The existence of philosophical sin, also called moral sin, was a debate waged in the Catholic Church in the late seventeenth century. A philosophical sin is a morally bad act which violates the natural order of reason, not the divine law. The idea of philosophical sin, as opposed to theological sin, was advocated by those who wished to construct a moral system independent of God. It has been censured and opposed as a doctrine by the Catholic Church since the 17th century.

== Stances ==

Those who believed in God and divine law yet contended for a distinction between philosophical and theological sin maintained that there are morally bad acts that, while violating the order of reason, are not offensive to God.

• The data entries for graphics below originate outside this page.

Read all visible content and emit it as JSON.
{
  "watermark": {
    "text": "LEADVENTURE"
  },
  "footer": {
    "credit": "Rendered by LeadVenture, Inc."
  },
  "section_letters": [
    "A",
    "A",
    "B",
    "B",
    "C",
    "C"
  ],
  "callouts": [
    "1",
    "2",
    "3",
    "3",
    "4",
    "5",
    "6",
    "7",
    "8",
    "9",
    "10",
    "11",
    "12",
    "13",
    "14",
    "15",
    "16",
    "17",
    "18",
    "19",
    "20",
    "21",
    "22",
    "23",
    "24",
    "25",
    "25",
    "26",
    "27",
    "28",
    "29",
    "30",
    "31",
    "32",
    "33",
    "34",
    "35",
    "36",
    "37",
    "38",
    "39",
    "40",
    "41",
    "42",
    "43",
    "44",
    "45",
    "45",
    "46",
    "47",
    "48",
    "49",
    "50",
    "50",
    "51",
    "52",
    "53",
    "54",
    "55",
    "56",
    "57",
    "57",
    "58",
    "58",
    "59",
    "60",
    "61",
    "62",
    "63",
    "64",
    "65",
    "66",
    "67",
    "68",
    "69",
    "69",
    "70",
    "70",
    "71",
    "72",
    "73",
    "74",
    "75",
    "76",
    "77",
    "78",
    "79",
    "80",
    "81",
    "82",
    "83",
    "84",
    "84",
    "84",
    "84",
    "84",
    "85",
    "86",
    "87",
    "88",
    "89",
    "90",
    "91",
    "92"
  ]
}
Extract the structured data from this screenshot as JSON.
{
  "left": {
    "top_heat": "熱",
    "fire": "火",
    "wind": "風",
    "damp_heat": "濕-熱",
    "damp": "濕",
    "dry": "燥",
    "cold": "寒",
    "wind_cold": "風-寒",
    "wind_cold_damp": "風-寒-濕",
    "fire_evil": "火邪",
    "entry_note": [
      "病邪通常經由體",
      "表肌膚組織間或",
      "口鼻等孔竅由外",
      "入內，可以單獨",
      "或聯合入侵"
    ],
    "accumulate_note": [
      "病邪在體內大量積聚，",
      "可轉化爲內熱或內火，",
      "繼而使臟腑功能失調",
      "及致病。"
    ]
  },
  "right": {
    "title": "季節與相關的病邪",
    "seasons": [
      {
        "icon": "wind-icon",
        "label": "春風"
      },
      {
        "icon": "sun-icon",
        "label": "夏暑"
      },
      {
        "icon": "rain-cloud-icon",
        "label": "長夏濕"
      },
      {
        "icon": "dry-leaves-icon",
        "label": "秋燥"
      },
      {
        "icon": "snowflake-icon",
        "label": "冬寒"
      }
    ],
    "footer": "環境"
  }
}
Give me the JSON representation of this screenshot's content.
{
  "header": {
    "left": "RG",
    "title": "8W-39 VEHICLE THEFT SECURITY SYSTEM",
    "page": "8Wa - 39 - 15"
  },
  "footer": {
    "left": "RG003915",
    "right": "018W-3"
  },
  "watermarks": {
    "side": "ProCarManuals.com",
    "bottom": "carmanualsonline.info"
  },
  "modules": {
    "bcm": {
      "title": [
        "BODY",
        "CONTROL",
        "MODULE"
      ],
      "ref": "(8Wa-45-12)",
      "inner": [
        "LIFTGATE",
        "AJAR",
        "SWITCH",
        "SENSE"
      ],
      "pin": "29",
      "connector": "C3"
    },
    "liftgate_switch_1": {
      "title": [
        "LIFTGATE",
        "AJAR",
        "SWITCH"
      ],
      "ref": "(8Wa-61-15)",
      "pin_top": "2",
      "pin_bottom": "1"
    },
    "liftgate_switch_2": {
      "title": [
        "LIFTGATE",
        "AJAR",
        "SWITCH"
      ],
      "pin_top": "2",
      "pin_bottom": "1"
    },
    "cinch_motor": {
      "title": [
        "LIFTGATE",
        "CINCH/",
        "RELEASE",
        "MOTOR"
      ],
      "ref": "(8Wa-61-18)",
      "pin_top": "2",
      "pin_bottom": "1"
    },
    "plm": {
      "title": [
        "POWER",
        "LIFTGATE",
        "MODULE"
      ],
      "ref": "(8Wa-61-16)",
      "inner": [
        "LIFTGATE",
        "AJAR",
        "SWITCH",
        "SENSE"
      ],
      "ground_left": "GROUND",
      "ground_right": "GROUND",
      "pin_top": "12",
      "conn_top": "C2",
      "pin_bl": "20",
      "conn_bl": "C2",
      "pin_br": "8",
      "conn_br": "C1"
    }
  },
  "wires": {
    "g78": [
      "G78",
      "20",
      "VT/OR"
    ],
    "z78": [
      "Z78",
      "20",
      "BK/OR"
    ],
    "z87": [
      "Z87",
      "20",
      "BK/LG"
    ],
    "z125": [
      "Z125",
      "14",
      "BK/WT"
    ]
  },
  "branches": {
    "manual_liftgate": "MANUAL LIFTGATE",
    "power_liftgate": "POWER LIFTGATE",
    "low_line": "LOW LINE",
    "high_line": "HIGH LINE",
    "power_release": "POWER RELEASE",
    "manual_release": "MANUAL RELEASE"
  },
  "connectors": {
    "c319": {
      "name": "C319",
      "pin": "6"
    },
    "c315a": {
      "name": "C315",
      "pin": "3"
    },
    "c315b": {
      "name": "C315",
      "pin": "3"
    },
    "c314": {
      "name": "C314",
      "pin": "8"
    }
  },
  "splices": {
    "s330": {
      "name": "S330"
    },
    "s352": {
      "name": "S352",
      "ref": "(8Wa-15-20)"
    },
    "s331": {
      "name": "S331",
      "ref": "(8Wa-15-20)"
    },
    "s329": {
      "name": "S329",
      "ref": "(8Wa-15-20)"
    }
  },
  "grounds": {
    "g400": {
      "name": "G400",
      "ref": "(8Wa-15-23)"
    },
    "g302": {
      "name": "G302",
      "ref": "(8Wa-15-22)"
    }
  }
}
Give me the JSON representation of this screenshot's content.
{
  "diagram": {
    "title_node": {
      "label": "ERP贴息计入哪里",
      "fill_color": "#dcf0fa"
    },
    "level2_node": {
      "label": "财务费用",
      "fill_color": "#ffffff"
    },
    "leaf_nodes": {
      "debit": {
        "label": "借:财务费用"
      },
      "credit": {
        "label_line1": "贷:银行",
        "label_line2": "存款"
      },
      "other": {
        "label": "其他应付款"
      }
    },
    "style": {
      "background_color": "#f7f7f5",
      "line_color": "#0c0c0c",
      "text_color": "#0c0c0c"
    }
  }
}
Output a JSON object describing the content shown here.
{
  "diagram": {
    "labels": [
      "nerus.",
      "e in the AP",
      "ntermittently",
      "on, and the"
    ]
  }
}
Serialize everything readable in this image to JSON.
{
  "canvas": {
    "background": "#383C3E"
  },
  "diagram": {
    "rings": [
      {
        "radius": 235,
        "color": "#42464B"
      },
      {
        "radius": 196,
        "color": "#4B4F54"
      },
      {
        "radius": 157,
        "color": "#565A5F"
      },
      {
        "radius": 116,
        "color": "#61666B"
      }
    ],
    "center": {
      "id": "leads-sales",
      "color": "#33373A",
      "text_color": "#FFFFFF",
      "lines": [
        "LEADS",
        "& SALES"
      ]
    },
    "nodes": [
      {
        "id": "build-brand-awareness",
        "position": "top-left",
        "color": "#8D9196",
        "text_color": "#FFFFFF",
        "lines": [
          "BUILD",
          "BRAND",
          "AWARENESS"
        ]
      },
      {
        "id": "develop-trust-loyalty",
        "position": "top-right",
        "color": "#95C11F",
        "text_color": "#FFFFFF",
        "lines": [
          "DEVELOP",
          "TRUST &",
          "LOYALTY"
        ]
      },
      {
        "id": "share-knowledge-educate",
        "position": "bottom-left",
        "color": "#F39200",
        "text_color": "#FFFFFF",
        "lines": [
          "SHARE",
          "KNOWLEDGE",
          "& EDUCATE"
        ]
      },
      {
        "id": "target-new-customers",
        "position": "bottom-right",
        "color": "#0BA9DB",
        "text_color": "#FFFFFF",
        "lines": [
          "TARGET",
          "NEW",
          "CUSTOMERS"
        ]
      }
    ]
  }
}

They believed that the sinner can be ignorant of the existence of God and that, without the knowledge or consideration of God, it is impossible to offend him.

This doctrine of philosophical sin was censured as scandalous, temerarious, and erroneous by Pope Alexander VIII in 1690 in his condemnation of the following proposition:

Philosophical or moral sin is a human act not in agreement with rational nature and right reason; theological and mortal sin is a free transgression of the Divine law. However grievous it may be, philosophical sin in one who is either ignorant of God or does not actually think of God, is indeed a grievous sin, but not an offense to God, nor a mortal sin dissolving friendship with God, nor worthy of eternal punishment.

The Catholic Church maintains the contrary view that sin can be offensive to God even if the sinner either does not know or does not consider God.